Was kann von einem Gerichtsvollzieher versteigert werden?

Wie sich herausstellt, ist das Thema Gerichtsvollzieher-Auktionen Es werden nicht nur Häuser, Wohnungen oder Grundstücke versteigert. Gegenstand der Versteigerung kann jeder Gegenstand aus dem Vermögen des Schuldners sein, einschließlich beweglicher Sachen. Die Bestimmungen der Zivilprozessordnung legen natürlich fest, welche Gegenstände nicht versteigert werden dürfen, darunter Haushaltsgegenstände, Werkzeuge, die der Schuldner für die Ausübung einer Erwerbstätigkeit, für die Religionsausübung oder für die Ausbildung benötigt. Dazu gehören auch ein Rollstuhl (eines behinderten Schuldners), Bettzeug und Kleidung oder Brennstoff- und Lebensmittelvorräte für einen Monat.

Unter Gerichtsvollzieher-Auktionen Am häufigsten werden Autos, Motorräder und Motorroller, Industriematerialien, Rohstoffe, Antiquitäten, Kunstwerke, Möbel, Uhren und Schmuck eingeführt.

Wie funktioniert eine Gerichtsvollzieherversteigerung?

Versteigerung des Gerichtsvollziehers wird unter Aufsicht eines Amtsrichters von einem Gerichtsvollzieher durchgeführt und hat die Form einer mündlichen Versteigerung. Wichtig ist, dass jeder Gegenstand, der versteigert wird, einen eigenen Startpreis hat, der niemals weniger als ¾ des Wertes des bewerteten Gegenstandes beträgt. Erscheint zum ersten Versteigerungstermin kein Interessent, wird ein zweiter Versteigerungstermin anberaumt, bei dem der Startpreis weniger als 2/3 des Schätzwertes des Objekts beträgt.

Kurz gesagt, die Auktion besteht darin, dass die Bieter, die zur Auktion kommen, einen bestimmten Betrag bieten (der nicht niedriger als der Startpreis sein darf). Es sei daran erinnert, dass der angebotene Betrag (d.h. die so genannte Preiserhöhung) nicht unter % des Ausgangspreises des Objekts, das Gegenstand der Versteigerung ist, liegen darf, wobei dieser Betrag aufgerundet werden sollte (dieser Betrag wird sehr oft vom Gerichtsvollzieher zu Beginn der Versteigerung angegeben). Nach dem dritten Aufruf durch das Gericht erhält der Höchstbietende den Zuschlag und gewinnt die Auktion.
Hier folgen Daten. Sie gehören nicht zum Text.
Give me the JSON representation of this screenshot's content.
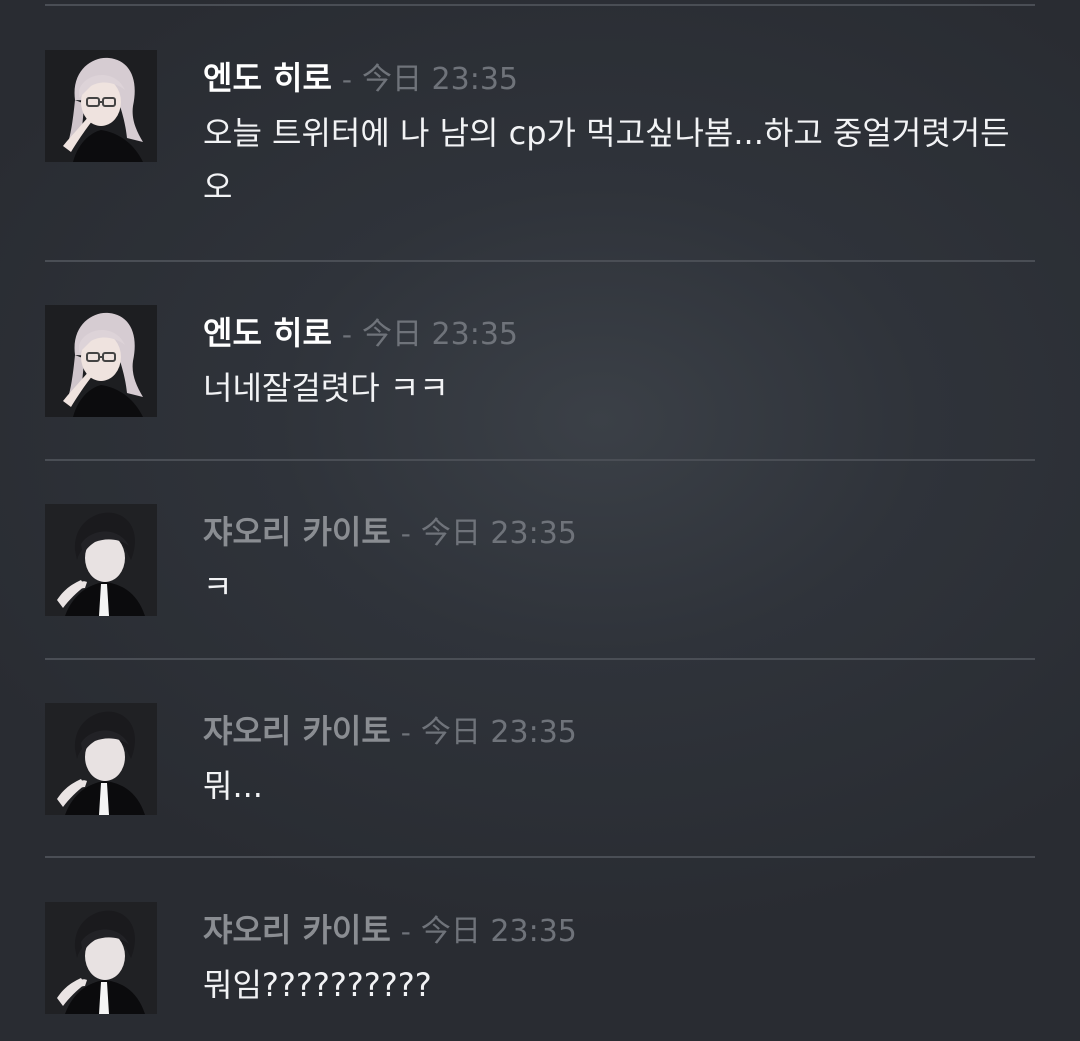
{
  "messages": [
    {
      "author": "엔도 히로",
      "separator": "-",
      "time": "今日 23:35",
      "text": "오늘 트위터에 나 남의 cp가 먹고싶나봄...하고 중얼거렷거든오",
      "avatar": "white-hair-glasses-avatar"
    },
    {
      "author": "엔도 히로",
      "separator": "-",
      "time": "今日 23:35",
      "text": "너네잘걸렷다 ㅋㅋ",
      "avatar": "white-hair-glasses-avatar"
    },
    {
      "author": "쟈오리 카이토",
      "separator": "-",
      "time": "今日 23:35",
      "text": "ㅋ",
      "avatar": "dark-hair-suit-avatar"
    },
    {
      "author": "쟈오리 카이토",
      "separator": "-",
      "time": "今日 23:35",
      "text": "뭐...",
      "avatar": "dark-hair-suit-avatar"
    },
    {
      "author": "쟈오리 카이토",
      "separator": "-",
      "time": "今日 23:35",
      "text": "뭐임??????????",
      "avatar": "dark-hair-suit-avatar"
    }
  ]
}
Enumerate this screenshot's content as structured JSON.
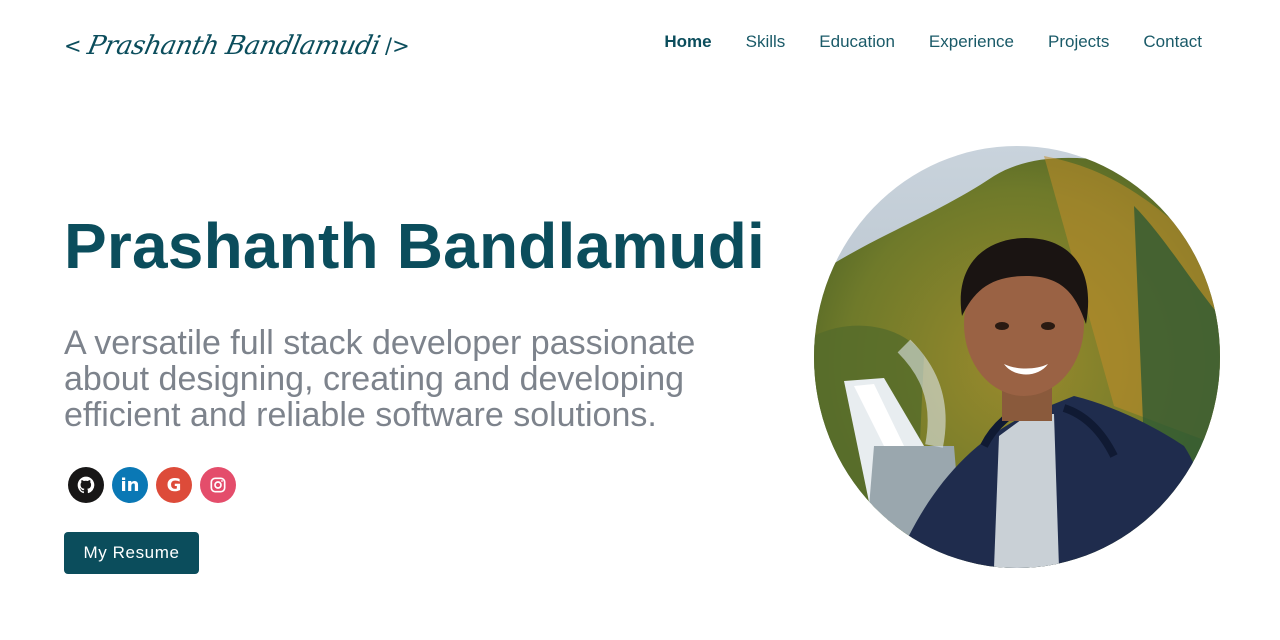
{
  "header": {
    "logo_open": "<",
    "logo_signature": "Prashanth Bandlamudi",
    "logo_close": "/>"
  },
  "nav": {
    "items": [
      {
        "label": "Home",
        "active": true
      },
      {
        "label": "Skills"
      },
      {
        "label": "Education"
      },
      {
        "label": "Experience"
      },
      {
        "label": "Projects"
      },
      {
        "label": "Contact"
      }
    ]
  },
  "hero": {
    "name": "Prashanth Bandlamudi",
    "tagline": "A versatile full stack developer passionate about designing, creating and developing efficient and reliable software solutions.",
    "resume_button": "My Resume"
  },
  "socials": [
    {
      "name": "github-icon",
      "color": "#181717"
    },
    {
      "name": "linkedin-icon",
      "color": "#0a78b5",
      "glyph": "in"
    },
    {
      "name": "google-icon",
      "color": "#dd4b39",
      "glyph": "G"
    },
    {
      "name": "instagram-icon",
      "color": "#e44d6b"
    }
  ],
  "colors": {
    "primary": "#0b4d5c",
    "tagline": "#7d838c"
  }
}
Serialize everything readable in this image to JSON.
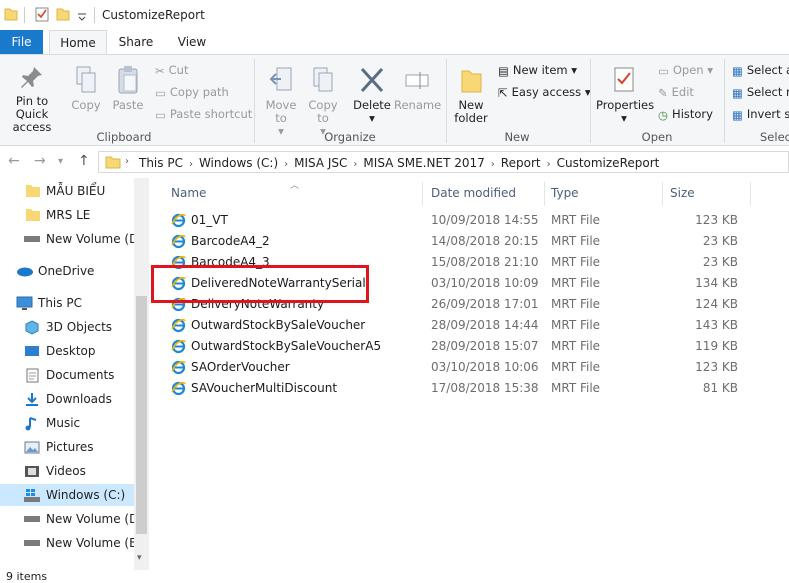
{
  "window": {
    "title": "CustomizeReport"
  },
  "tabs": [
    {
      "label": "File"
    },
    {
      "label": "Home"
    },
    {
      "label": "Share"
    },
    {
      "label": "View"
    }
  ],
  "ribbon": {
    "clipboard": {
      "group_label": "Clipboard",
      "pin": "Pin to Quick access",
      "copy": "Copy",
      "paste": "Paste",
      "cut": "Cut",
      "copy_path": "Copy path",
      "paste_shortcut": "Paste shortcut"
    },
    "organize": {
      "group_label": "Organize",
      "move_to": "Move to",
      "copy_to": "Copy to",
      "delete": "Delete",
      "rename": "Rename"
    },
    "new": {
      "group_label": "New",
      "new_folder": "New folder",
      "new_item": "New item",
      "easy_access": "Easy access"
    },
    "open": {
      "group_label": "Open",
      "properties": "Properties",
      "open": "Open",
      "edit": "Edit",
      "history": "History"
    },
    "select": {
      "group_label": "Selec",
      "select_all": "Select a",
      "select_none": "Select n",
      "invert": "Invert s"
    }
  },
  "address": {
    "crumbs": [
      "This PC",
      "Windows (C:)",
      "MISA JSC",
      "MISA SME.NET 2017",
      "Report",
      "CustomizeReport"
    ]
  },
  "nav": {
    "items": [
      {
        "label": "MẪU BIỂU",
        "icon": "folder-icon"
      },
      {
        "label": "MRS LE",
        "icon": "folder-icon"
      },
      {
        "label": "New Volume (D:",
        "icon": "drive-icon"
      },
      {
        "label": "OneDrive",
        "icon": "cloud-icon"
      },
      {
        "label": "This PC",
        "icon": "computer-icon"
      },
      {
        "label": "3D Objects",
        "icon": "cube-icon"
      },
      {
        "label": "Desktop",
        "icon": "desktop-icon"
      },
      {
        "label": "Documents",
        "icon": "documents-icon"
      },
      {
        "label": "Downloads",
        "icon": "download-icon"
      },
      {
        "label": "Music",
        "icon": "music-icon"
      },
      {
        "label": "Pictures",
        "icon": "pictures-icon"
      },
      {
        "label": "Videos",
        "icon": "videos-icon"
      },
      {
        "label": "Windows (C:)",
        "icon": "windows-drive-icon"
      },
      {
        "label": "New Volume (D:",
        "icon": "drive-icon"
      },
      {
        "label": "New Volume (E:)",
        "icon": "drive-icon"
      }
    ]
  },
  "columns": {
    "name": "Name",
    "date": "Date modified",
    "type": "Type",
    "size": "Size"
  },
  "files": [
    {
      "name": "01_VT",
      "date": "10/09/2018 14:55",
      "type": "MRT File",
      "size": "123 KB"
    },
    {
      "name": "BarcodeA4_2",
      "date": "14/08/2018 20:15",
      "type": "MRT File",
      "size": "23 KB"
    },
    {
      "name": "BarcodeA4_3",
      "date": "15/08/2018 21:10",
      "type": "MRT File",
      "size": "23 KB"
    },
    {
      "name": "DeliveredNoteWarrantySerial",
      "date": "03/10/2018 10:09",
      "type": "MRT File",
      "size": "134 KB"
    },
    {
      "name": "DeliveryNoteWarranty",
      "date": "26/09/2018 17:01",
      "type": "MRT File",
      "size": "124 KB"
    },
    {
      "name": "OutwardStockBySaleVoucher",
      "date": "28/09/2018 14:44",
      "type": "MRT File",
      "size": "143 KB"
    },
    {
      "name": "OutwardStockBySaleVoucherA5",
      "date": "28/09/2018 15:07",
      "type": "MRT File",
      "size": "119 KB"
    },
    {
      "name": "SAOrderVoucher",
      "date": "03/10/2018 10:06",
      "type": "MRT File",
      "size": "123 KB"
    },
    {
      "name": "SAVoucherMultiDiscount",
      "date": "17/08/2018 15:38",
      "type": "MRT File",
      "size": "81 KB"
    }
  ],
  "status": {
    "items": "9 items"
  },
  "colors": {
    "accent": "#1979ca",
    "selection": "#cce8ff",
    "highlight": "#e0141b"
  }
}
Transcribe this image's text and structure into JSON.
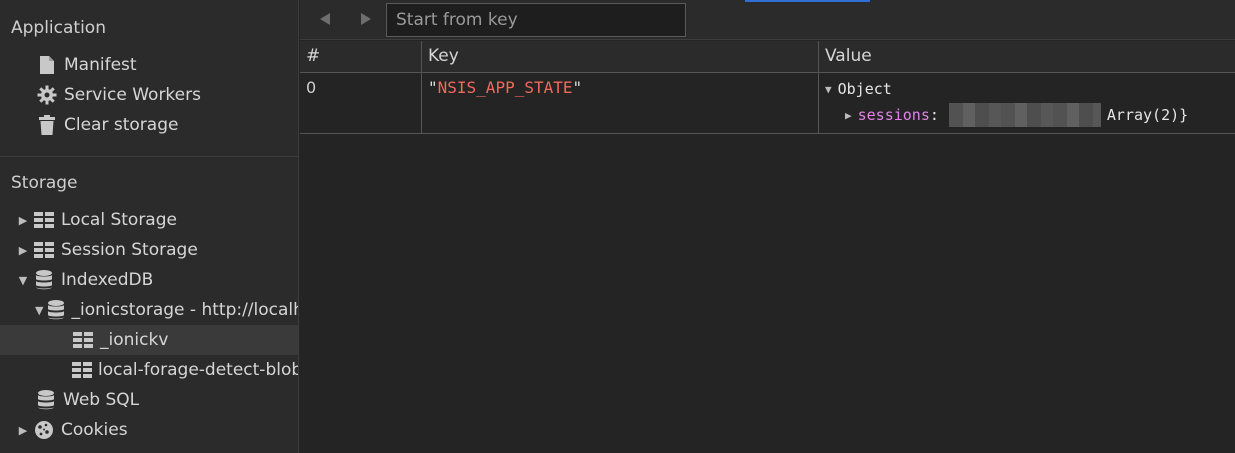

Am Ende der Versteigerung erlässt das Gericht eine Entscheidung über die Gewährung eines Pfandrechts, die jedoch noch nicht rechtskräftig ist. Nach Ablauf der Frist für die Rechtskraft der Entscheidung des Gerichts ist der erfolgreiche Bieter verpflichtet, innerhalb der folgenden 14 Tage den Restbetrag abzüglich der zuvor gezahlten Bietungssicherheit auf einem Gerichtskonto zu hinterlegen. Nach Erledigung der oben genannten Formalitäten erlässt das Gericht, wenn der Gegenstand der Versteigerung eine Immobilie war, eine Entscheidung über die Zuerkennung des Eigentums, und nach Rechtskraft der Entscheidung wird ein neuer Erwerber in das Immobilienregister eingetragen.